Sospensione dei versamenti dei contributi in scadenza nel mese di novembre 2020

Pubblicato il 23 novembre 2020

A causa del perdurare dell’emergenza epidemiologica da COVID-19 e come specificato nel messaggio n. 4361 del 20 novembre 2020 dell’INPS è stata prevista la sospensione dei termini relativi ai versamenti dei contributi previdenziali ed assistenziali in scadenza nel mese di novembre, ivi comprese le rate relative alle rateazioni dei debiti in fase amministrativa concesse dall’INPS.

La sospensione riguarda i datori di lavoro privati che abbiano unità produttive od operative ubicate nelle c.d. zone rosse, svolgenti, come prevalente, una di quelle attività riferite ai codici ATECO puntualmente codificati dalla norma (articolo 11 del Decreto-Legge n. 149/2020).

Le c.d. zone rosse sono quelle già individuate con la circolare INPS n. 129/2020, alla luce delle Ordinanze del Ministro della Salute del 4 e del 10 novembre 2020, elencate come segue: Calabria, Lombardia, Piemonte, Valle d’Aosta e Provincia Autonoma di Bolzano.

Successivamente, sempre il Ministero della Salute ha individuato come zone rosse anche le regioni di Campania e Toscana, con decorrenza 15 novembre 2020 - quindi anche quest’ultime beneficiarie della sospensione del versamento aventi come termine il 16 novembre 2020 - pertanto i datori di lavoro privati che abbiano già versato i contributi oggetto della sospensione potranno presentare con apposita istanza telematizzata domanda di “Dichiarazione Compensazione” con la quale andranno in compensazione legale con altre partite o nelle denunce successive.

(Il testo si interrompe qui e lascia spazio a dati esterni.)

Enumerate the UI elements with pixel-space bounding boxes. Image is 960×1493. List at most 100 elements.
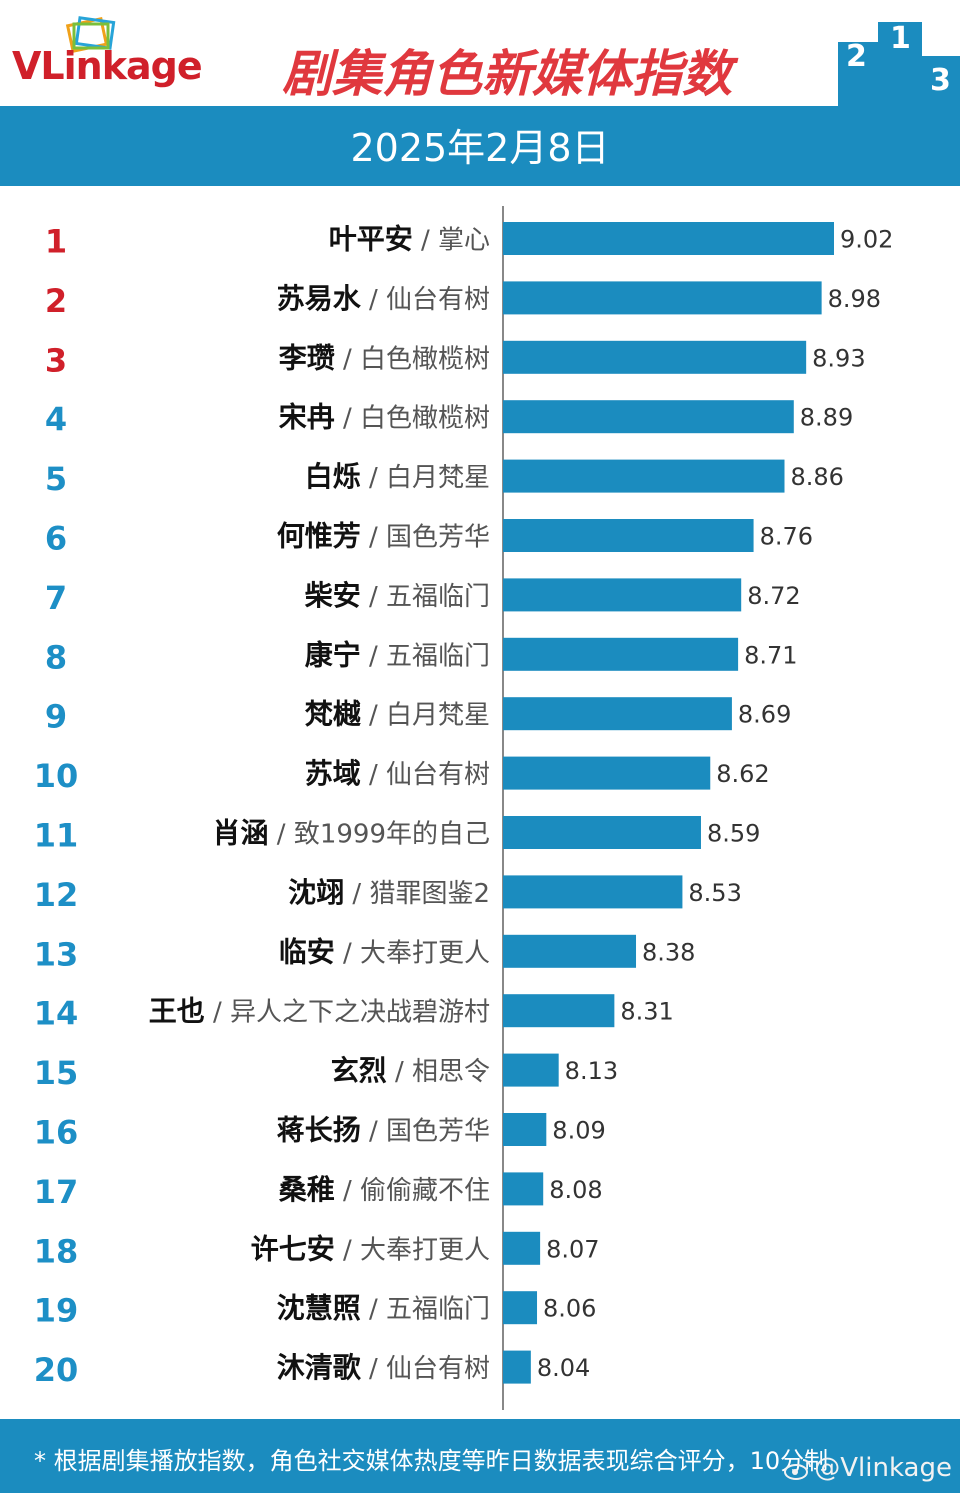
drama-name: / 国色芳华 (361, 1117, 490, 1147)
footnote: * 根据剧集播放指数，角色社交媒体热度等昨日数据表现综合评分，10分制 (34, 1447, 829, 1475)
vlinkage-logo: VLinkage (12, 14, 222, 94)
rank-label: 5 (45, 460, 67, 498)
character-name: 沈慧照 (277, 1292, 361, 1325)
character-name: 临安 (279, 935, 335, 968)
value-label: 8.04 (537, 1354, 590, 1382)
category-label: 肖涵 / 致1999年的自己 (213, 817, 490, 850)
bar (503, 281, 822, 315)
character-name: 苏易水 (277, 282, 362, 315)
drama-name: / 仙台有树 (361, 1354, 490, 1384)
podium-digit-1: 1 (890, 21, 911, 56)
character-name: 叶平安 (329, 223, 413, 256)
category-label: 沈翊 / 猎罪图鉴2 (288, 876, 490, 909)
rank-label: 1 (45, 223, 67, 261)
category-label: 宋冉 / 白色橄榄树 (279, 401, 490, 434)
value-label: 8.86 (791, 463, 844, 491)
bar-chart: 1 叶平安 / 掌心 9.02 2 苏易水 / 仙台有树 8.98 3 李瓒 / 白色橄榄树 8… (34, 206, 893, 1410)
brand-name: VLinkage (12, 44, 203, 88)
character-name: 玄烈 (331, 1054, 387, 1087)
rank-label: 19 (34, 1292, 79, 1330)
value-label: 8.31 (620, 998, 673, 1026)
character-name: 宋冉 (279, 401, 335, 434)
value-label: 8.71 (744, 641, 797, 669)
rank-label: 8 (45, 638, 67, 676)
category-label: 叶平安 / 掌心 (329, 223, 490, 256)
rank-label: 14 (34, 995, 79, 1033)
bar (503, 340, 807, 374)
header: VLinkage 剧集角色新媒体指数 2 1 3 (0, 0, 960, 106)
bar (503, 400, 794, 434)
bar (503, 1172, 544, 1206)
date-band: 2025年2月8日 (0, 106, 960, 186)
value-label: 9.02 (840, 226, 893, 254)
chart-date: 2025年2月8日 (350, 126, 610, 170)
value-label: 8.62 (716, 760, 769, 788)
category-label: 何惟芳 / 国色芳华 (277, 520, 490, 553)
value-label: 8.76 (760, 523, 813, 551)
rank-label: 16 (34, 1114, 79, 1152)
character-name: 柴安 (305, 579, 361, 612)
character-name: 肖涵 (213, 817, 269, 850)
drama-name: / 国色芳华 (361, 523, 490, 553)
drama-name: / 五福临门 (361, 641, 490, 671)
drama-name: / 仙台有树 (361, 760, 490, 790)
rank-label: 4 (45, 401, 67, 439)
value-label: 8.07 (546, 1235, 599, 1263)
rank-label: 18 (34, 1232, 79, 1270)
watermark: @Vlinkage (784, 1453, 952, 1483)
category-label: 玄烈 / 相思令 (331, 1054, 490, 1087)
category-label: 苏易水 / 仙台有树 (277, 282, 490, 315)
value-label: 8.98 (828, 285, 881, 313)
value-label: 8.06 (543, 1295, 596, 1323)
bar (503, 934, 637, 968)
bar (503, 578, 742, 612)
rank-label: 2 (45, 282, 67, 320)
category-label: 梵樾 / 白月梵星 (305, 698, 490, 731)
bar (503, 1053, 559, 1087)
character-name: 白烁 (305, 460, 361, 493)
drama-name: / 白月梵星 (361, 701, 490, 731)
footer-band: * 根据剧集播放指数，角色社交媒体热度等昨日数据表现综合评分，10分制 @Vli… (0, 1419, 960, 1493)
bar (503, 756, 711, 790)
bar (503, 1291, 538, 1325)
drama-name: / 白月梵星 (361, 463, 490, 493)
rank-label: 3 (45, 341, 67, 379)
rank-label: 9 (45, 698, 67, 736)
drama-name: / 掌心 (413, 226, 490, 256)
drama-name: / 五福临门 (361, 1295, 490, 1325)
drama-name: / 异人之下之决战碧游村 (205, 998, 490, 1028)
drama-name: / 五福临门 (361, 582, 490, 612)
value-label: 8.69 (738, 701, 791, 729)
bar (503, 697, 732, 731)
character-name: 沈翊 (288, 876, 344, 909)
category-label: 沐清歌 / 仙台有树 (277, 1351, 490, 1384)
bar (503, 459, 785, 493)
rank-label: 17 (34, 1173, 79, 1211)
drama-name: / 大奉打更人 (335, 1235, 490, 1265)
drama-name: / 白色橄榄树 (335, 404, 490, 434)
category-label: 康宁 / 五福临门 (305, 638, 490, 671)
value-label: 8.08 (549, 1176, 602, 1204)
category-label: 柴安 / 五福临门 (305, 579, 490, 612)
value-label: 8.13 (565, 1057, 618, 1085)
drama-name: / 相思令 (387, 1057, 490, 1087)
value-label: 8.72 (747, 582, 800, 610)
bar (503, 637, 739, 671)
category-label: 白烁 / 白月梵星 (305, 460, 490, 493)
category-label: 许七安 / 大奉打更人 (251, 1232, 490, 1265)
value-label: 8.59 (707, 820, 760, 848)
character-name: 何惟芳 (277, 520, 361, 553)
character-name: 康宁 (305, 638, 361, 671)
drama-name: / 仙台有树 (361, 285, 490, 315)
bar (503, 816, 701, 849)
rank-label: 10 (34, 757, 79, 795)
podium-icon: 2 1 3 (838, 21, 960, 106)
rank-label: 11 (34, 817, 79, 855)
rank-label: 13 (34, 935, 79, 973)
bar (503, 1350, 531, 1384)
value-label: 8.09 (552, 1117, 605, 1145)
rank-label: 6 (45, 520, 67, 558)
character-name: 许七安 (251, 1232, 335, 1265)
bar (503, 519, 754, 552)
bar (503, 1113, 547, 1146)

Chiarisce a tal proposito il messaggio INPS che nelle regioni che nel mese di novembre dovessero diventare “zone rosse” i datori di lavoro potranno beneficiare della “sospensione” limitatamente ai termini per il versamento delle rate, relative alle rateazioni dei debiti in fase amministrativa concesse dall’INPS, non ancora scadute.

Si rammenta che non rientrano nella sospensione dei versamenti i premi e contributi dovuti all'INAIL.